Um auf einen ruhigeren Weg zu kommen, rät der IWF zu einer verstärkten multilateralen Zusammenarbeit. Ohne diese lasse sich auch der Übergang zu einer Kohlendioxid-freien Wirtschaft in den kommenden Jahrzehnten nur schwerer bewältigen.
Eine etwas skeptischere Einschätzung der globalen Wirtschaftsaussichten vermittelte dagegen die traditionelle Befragung von Firmenvorständen, die die Unternehmensberatung PWC am Montagabend in Davos veröffentlichte. Sie beruht auf den Aussagen von 1581 Topmanagern aus 83 Ländern. Demnach rechnen 53 Prozent der befragten Vorstände mit einem „Rückgang des Weltwirtschaftswachstum in den kommenden zwölf Monaten“. Nur 22 Prozent nehmen an, dass die globale Ökonomie stärker wächst als bisher. Deutsche Manager sind zu 68 Prozent skeptisch für die Weltwirtschaft und zu 20 Prozent optimistisch.
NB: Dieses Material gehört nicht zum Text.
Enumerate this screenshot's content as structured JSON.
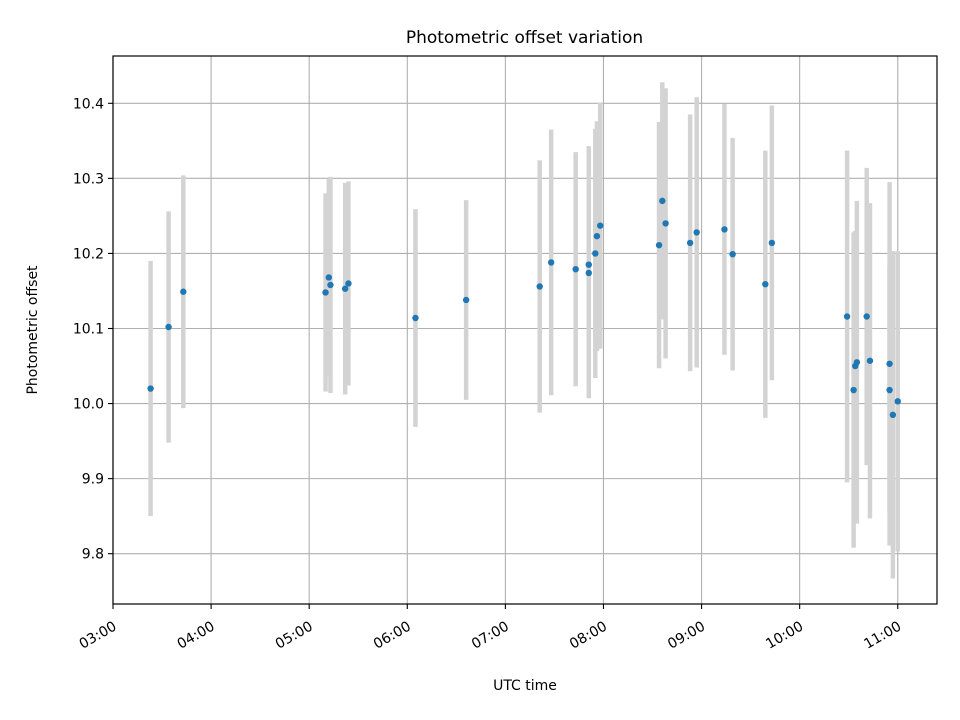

Auch in Bezug auf das eigene Unternehmen glauben nur 20 Prozent der deutschen Vorstände an nennenswertes Wachstum in diesem Jahr. 31 Prozent vermuten aber, dass es in den kommenden drei Jahren besser läuft. Handelskonflikte und ungeklärte Fragen rund um den Brexit bergen Unsicherheiten, die direkte Auswirkungen auf die Weltwirtschaft haben“, sagte Ulrich Störk, Sprecher der Geschäftsführung von PWC Deutschland. „Viele Unternehmen stecken in großen Transformationsprojekten, die erst mittel- oder langfristig gewinnbringend sein werden.“
Sorgen machen sich deutsche Firmenvorstände vor allem über Handelskonflikte, Cyber-Attacken, Überregulierung und Protektionismus. Besonders zugenommen hat laut PWC die Sorge vor den Auswirkungen des Klimawandels: „78 Prozent der deutschen Unternehmenslenker stuften diese Themen als besorgniserregend ein (Vorjahr: 47 Prozent)“.
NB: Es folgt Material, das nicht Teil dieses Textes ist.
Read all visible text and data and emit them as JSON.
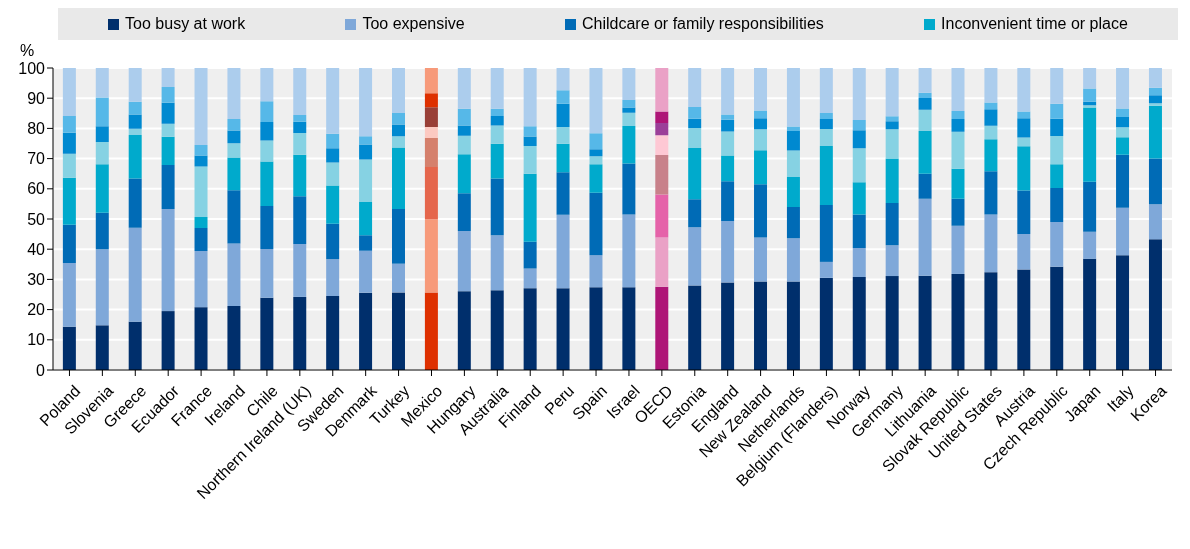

Außerdem fragte PWC nach dem Stand der Digitalisierung in den Unternehmen. 59 Prozent der Manager beurteilten „digitale Qualifizierungsprogramme“im eigenen Unternehmen als nur „mäßig effektiv“. 27 Prozent hielten sie dagegen für „sehr effektiv“. Die größten Herausforderungen in der digitalen Fortbildung seien „mangelnde Ressourcen“, beispielsweise bei Budget, Personal, Zeit und Fachwissen. Das Ausland sehe Deutschland weiterhin als den drittwichtigsten Wachstumstreiber weltweit, so die Beratungsfirma. Nur die USA und China würden von den Firmenlenkern als noch wichtiger betrachtet.